There exists a good wagon road via Renton and Cedar river to Squak valley. It is presumed that but little more will be needed, besides what is being done this fall, to make a wagon road from Squak valley to Falls City. From there to the crossing of Snoqualmie river, opposite Mrs. Lucinda Gordon's place on the prairie, is a passable wagon road; so that this wagon road may be said to be substantially completed for a distance of 42 miles from Seattle to this point.
This crossing of the Snoqualmie should be bridged. It will cost from three to live hundred dollars to bridge it here. From this crossing the road runs through a level country, with only one small hill for six miles. Here the road needs no work done, unless to ditch on each side and throw the dirt into the middle of the road in some of the lowest places. This would cost but a trifle; so that by bridging the Snoqualmie the road is substantially completed for nearly fifty miles from Seattle.
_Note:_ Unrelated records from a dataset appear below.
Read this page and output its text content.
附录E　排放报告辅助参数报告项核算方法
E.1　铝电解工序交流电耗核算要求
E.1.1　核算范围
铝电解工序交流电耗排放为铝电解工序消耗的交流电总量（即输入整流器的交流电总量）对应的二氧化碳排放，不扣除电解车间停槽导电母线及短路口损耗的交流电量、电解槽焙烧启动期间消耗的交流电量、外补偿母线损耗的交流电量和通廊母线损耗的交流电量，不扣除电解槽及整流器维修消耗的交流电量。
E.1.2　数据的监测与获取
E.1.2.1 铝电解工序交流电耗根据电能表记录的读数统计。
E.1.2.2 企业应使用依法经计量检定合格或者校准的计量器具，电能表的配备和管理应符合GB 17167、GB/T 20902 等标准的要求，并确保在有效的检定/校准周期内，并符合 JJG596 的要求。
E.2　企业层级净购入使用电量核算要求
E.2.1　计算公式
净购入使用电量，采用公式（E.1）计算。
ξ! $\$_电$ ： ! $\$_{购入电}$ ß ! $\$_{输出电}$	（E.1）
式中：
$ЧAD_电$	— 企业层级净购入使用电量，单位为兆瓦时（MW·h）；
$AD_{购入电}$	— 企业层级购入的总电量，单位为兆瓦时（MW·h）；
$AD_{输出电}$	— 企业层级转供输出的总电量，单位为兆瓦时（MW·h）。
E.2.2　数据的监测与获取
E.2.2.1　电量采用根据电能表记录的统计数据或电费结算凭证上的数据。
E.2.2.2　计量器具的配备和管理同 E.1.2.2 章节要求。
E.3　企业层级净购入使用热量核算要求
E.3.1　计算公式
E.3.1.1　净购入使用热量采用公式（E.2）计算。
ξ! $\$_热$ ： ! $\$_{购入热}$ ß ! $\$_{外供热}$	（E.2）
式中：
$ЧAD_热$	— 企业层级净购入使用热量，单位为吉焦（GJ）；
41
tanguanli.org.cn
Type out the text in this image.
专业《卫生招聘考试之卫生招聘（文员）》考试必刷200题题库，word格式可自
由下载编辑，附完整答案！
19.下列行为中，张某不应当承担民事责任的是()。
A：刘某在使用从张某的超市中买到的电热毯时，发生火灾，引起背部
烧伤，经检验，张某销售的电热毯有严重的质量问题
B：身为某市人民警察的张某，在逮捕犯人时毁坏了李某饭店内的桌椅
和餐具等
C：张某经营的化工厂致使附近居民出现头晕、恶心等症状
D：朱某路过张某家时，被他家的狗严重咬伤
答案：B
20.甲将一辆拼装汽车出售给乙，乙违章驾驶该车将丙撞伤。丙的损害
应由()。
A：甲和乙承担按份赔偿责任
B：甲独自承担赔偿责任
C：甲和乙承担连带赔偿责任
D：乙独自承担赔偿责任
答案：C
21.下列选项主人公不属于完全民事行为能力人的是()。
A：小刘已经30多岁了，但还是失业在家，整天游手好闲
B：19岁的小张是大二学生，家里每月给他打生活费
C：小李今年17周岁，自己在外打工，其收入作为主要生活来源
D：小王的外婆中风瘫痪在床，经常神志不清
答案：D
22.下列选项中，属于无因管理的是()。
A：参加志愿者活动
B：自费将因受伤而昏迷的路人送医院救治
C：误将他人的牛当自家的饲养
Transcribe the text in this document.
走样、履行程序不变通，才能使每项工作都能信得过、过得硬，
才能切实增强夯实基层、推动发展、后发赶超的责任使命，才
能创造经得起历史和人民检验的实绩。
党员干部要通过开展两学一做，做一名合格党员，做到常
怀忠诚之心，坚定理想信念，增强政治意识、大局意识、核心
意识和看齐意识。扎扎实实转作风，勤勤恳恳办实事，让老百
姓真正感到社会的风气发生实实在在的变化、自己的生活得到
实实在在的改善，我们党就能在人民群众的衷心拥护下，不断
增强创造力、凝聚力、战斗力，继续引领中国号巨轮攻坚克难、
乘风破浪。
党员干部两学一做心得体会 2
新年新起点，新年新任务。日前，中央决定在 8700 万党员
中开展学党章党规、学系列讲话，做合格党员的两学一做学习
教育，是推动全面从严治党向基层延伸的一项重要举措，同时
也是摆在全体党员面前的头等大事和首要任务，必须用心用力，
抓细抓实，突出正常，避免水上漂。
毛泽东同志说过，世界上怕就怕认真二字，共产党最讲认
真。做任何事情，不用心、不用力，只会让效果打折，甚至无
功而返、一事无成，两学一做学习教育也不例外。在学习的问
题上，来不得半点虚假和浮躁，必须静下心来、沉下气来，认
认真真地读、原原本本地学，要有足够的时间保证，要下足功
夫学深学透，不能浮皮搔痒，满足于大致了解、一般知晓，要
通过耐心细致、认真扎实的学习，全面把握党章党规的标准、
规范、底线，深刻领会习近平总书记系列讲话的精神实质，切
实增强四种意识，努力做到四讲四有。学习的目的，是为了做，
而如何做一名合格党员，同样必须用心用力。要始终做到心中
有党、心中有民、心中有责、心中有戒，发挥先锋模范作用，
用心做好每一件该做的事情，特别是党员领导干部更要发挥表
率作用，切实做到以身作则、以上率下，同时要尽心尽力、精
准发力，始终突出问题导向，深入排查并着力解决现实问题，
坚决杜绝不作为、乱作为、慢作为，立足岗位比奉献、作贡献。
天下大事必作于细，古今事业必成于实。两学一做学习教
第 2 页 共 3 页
Here comes one of the most formidable obstacles on the west side of the summit. It is a mountain a thousand or fifteen hundred feet high and quite steep. The present cattle trail is too steep for a wagon road. A practicable route exists where the ascent can be made in about four miles, and the present road along the Hog's back regained on the summit. It will cost not to exceed five hundred dollars to cut out and grade this new road to the summit of this first mountain.
The Hog's-Back is about two miles long where the road runs along the top of a narrow crest, which slopes down each side of the road for hundreds of feet as steep as a railroad embankment. Fifty dollars spent in breaking up boulders with a sledge hammer and in grading would put these two miles in excellent condition. From here to the first crossing of the Snoqualmie it would cost about two hundred and fifty dollars to till up marshy places, to drain and raise the roadbed in wet places, and to break the big boulders in rocky places. This would make what is now the worst part of the road substantially a good macadamized road.
This would be completing the road half way to the main summit of the Snoqualmie Pass, including a bridge across the Snoqualmie at Gordon's for thirteen hundred dollars. Here, halfway to the summit, is quite a tract of bottom land on the Snoqualmie river, that would produce good pasturage if cleared, and might raise hay, although it is so elevated. Here the trail, in a distance of three miles, used to cross the Snoqualmie river thirteen times, now it crosses it eleven times.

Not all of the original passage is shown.